Si le temps passe à Hollywood, les histoires demeurent. Une en particulier : A Star Is Born, en salles ce 3 octobre avec Lady Gaga et Bradley Cooper dans les rôles-titres, est le troisième remake d’un film initialement sorti en 1937, puis refait en 1954 et en 1976, avec cette fois Barbra Streisand en révélation.

Le pitch : Jackson Maine, une star de blues-rock-country en perte de vitesse, dépressive, alcoolique et dépendante aux drogues, croise miraculeusement la route d’Ally, aspirante chanteuse sans le sou, abonnée aux prestations dans les bars et aux jobs de serveuse. Ils tombent amoureux, se produisent ensemble sur scène, jusqu’à ce qu’Ally commence à tracer sa propre route de popstar, et que son compagnon soit de plus en plus dévoré par ses démons. 

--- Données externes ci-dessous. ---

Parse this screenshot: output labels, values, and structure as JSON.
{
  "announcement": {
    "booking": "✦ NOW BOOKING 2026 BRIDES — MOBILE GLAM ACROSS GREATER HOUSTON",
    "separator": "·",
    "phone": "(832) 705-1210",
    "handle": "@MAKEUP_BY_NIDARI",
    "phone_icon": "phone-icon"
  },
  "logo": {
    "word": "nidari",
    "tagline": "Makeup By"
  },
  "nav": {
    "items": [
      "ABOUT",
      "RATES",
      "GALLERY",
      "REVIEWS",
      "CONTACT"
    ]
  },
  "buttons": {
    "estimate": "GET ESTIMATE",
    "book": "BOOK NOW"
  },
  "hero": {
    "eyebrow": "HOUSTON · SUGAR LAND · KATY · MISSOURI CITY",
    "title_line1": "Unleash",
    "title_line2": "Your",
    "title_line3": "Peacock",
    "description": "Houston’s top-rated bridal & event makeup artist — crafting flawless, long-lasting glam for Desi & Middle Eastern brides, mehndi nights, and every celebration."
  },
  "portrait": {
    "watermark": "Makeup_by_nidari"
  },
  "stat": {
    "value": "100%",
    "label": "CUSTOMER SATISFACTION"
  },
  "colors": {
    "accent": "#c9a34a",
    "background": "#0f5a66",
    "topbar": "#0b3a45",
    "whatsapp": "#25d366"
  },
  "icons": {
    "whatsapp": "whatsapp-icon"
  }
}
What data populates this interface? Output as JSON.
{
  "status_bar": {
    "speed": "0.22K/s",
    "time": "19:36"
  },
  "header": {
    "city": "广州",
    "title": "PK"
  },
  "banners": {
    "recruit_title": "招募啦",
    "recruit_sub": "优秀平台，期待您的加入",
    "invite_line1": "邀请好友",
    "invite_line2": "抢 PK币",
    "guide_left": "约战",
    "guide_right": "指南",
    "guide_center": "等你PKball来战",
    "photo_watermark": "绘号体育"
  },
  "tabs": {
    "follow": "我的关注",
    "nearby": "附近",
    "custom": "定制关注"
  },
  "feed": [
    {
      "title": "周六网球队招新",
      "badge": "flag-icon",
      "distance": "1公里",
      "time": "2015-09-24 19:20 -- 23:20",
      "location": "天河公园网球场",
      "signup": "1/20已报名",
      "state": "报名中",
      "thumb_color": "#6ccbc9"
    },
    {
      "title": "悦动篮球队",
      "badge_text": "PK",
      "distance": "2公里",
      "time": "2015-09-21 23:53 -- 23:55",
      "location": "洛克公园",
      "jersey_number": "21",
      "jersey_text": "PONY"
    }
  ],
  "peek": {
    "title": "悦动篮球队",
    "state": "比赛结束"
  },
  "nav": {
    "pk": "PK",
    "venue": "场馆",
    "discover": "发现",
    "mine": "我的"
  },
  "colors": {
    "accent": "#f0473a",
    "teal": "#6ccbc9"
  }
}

Attention : le papier est riche en spoilers

L’impitoyable monde moderne du showbusiness

Cette version de 2018 se déroule à notre époque – on ne sait pas exactement quand, mais les indices se trouvent dans l’utilisation de smartphones, l’existence de Youtube, les déplacements dans des énormes 4X4, et un cameo de la chanteuse Halsey – moins connue ici, elle a pourtant signé une ribambelle de tubes ces dernières années Outre-Atlantique – dans la reconstitution d’une cérémonie des Grammy Awards.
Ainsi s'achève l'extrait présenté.